Mesut Barzani Kerkük konusundaki kararlılığını şu cümlelerle ortaya koyuyor : “Bu konuda sadece ölüm yolumu kesebilir. Bunun dışında dünyada hiçbir güç veya devlet benim Kerkük’ten vazgeçmemi sağlayamaz. Bu kesindir ve Kerkük’ten vazgeçmemiz mümkün değil. Ayrıca bu seçimler de, Kerkük kimliğinin ne olduğunu gösterdi.

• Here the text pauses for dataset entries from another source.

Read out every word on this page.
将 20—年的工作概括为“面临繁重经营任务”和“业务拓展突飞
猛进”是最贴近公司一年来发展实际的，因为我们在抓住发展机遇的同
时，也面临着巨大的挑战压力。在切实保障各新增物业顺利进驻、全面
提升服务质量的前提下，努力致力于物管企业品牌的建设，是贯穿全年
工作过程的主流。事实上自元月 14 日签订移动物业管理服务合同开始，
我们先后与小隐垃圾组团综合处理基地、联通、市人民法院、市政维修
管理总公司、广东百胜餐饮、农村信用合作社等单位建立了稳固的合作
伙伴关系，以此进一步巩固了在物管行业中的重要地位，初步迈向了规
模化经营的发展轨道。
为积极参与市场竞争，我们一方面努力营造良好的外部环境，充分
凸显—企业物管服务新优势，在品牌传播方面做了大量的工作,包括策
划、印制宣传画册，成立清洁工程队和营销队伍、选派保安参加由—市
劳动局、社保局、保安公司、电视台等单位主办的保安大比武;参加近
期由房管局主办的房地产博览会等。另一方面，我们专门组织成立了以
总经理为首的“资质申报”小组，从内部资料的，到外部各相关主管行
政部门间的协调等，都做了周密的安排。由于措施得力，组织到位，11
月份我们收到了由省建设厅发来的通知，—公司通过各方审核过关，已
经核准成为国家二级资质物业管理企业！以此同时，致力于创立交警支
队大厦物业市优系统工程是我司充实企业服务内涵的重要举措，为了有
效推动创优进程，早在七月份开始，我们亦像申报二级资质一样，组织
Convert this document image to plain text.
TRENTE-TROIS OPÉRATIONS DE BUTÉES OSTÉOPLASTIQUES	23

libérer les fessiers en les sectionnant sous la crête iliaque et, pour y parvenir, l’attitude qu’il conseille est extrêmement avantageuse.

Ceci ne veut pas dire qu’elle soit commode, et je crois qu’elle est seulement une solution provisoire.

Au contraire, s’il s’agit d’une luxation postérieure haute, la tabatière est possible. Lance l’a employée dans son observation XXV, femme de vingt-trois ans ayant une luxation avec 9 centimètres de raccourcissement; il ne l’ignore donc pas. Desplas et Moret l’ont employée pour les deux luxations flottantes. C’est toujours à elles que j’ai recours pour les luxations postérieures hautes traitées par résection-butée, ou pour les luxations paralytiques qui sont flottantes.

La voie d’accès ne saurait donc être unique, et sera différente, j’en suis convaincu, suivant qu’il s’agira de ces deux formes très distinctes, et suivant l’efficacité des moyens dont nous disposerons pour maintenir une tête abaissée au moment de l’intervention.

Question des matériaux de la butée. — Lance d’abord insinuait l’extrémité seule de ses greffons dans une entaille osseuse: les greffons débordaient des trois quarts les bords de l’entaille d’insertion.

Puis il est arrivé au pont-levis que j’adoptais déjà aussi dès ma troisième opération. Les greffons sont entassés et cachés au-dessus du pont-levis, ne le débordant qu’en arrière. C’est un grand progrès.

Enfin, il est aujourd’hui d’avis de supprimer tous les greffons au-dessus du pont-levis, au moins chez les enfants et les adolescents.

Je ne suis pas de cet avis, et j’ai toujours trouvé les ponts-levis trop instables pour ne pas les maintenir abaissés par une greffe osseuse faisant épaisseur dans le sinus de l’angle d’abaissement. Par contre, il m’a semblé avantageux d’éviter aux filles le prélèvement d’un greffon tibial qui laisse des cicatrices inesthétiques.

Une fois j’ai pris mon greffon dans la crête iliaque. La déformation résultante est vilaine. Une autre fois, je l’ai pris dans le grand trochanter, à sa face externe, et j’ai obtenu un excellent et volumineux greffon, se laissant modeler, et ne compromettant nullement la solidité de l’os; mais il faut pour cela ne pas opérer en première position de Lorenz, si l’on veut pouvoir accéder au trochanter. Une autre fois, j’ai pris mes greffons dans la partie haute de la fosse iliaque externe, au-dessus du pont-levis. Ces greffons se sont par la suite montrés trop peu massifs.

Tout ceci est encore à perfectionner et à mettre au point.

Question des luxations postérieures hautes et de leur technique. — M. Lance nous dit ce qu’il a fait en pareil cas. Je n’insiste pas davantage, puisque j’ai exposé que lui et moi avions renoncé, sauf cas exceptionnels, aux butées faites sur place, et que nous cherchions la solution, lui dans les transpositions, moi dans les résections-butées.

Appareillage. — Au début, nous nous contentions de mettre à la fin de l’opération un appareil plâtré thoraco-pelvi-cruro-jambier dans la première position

Kerkük’ün Kürt ve Kürdistani bir kent olduğunu söylediğimizde, bize kuşkuyla bakanlar, şimdi çok açık bir şekilde bir gerçeği ve Kerkük kimliğinin ne olduğunu gördüler”.
Türkiye yıllardır ne Irak ne de Kürdistan otonom bölgesi konusunda politika üretebilmiş değil. Kerkük’le ilgili referandum paranoyası ise Türkiye’yi tehlikeli mecralara çekebilir.
Bugün bazı kesimler ve bazı siyasi partiler, Türkmen varlığı üzerinden pompalanan bir sınır ötesi operasyondan söz ediyorlar. Bu durum Türkiye açısından çok tehlikeli ve yanlış bir strateji. Cumhuriyet Halk Partisi ya da diğer şahin kanat ne derse desin, Türkiye’nin Irak’a girebileceğini veya Kerkük’te bu yıl içerisinde yapılacak referandumu şu ya da bu şekilde etkileyeceğini düşünmek mümkün değil. Bu tür hatalı stratejilerle varılmak istenen sonuç ise ülkedeki genel batı düşmanlığını körüklemeyi amaçlıyor. Yoksa Türkiye’nin Irak’a girmesi söz konusu dahi edilemez.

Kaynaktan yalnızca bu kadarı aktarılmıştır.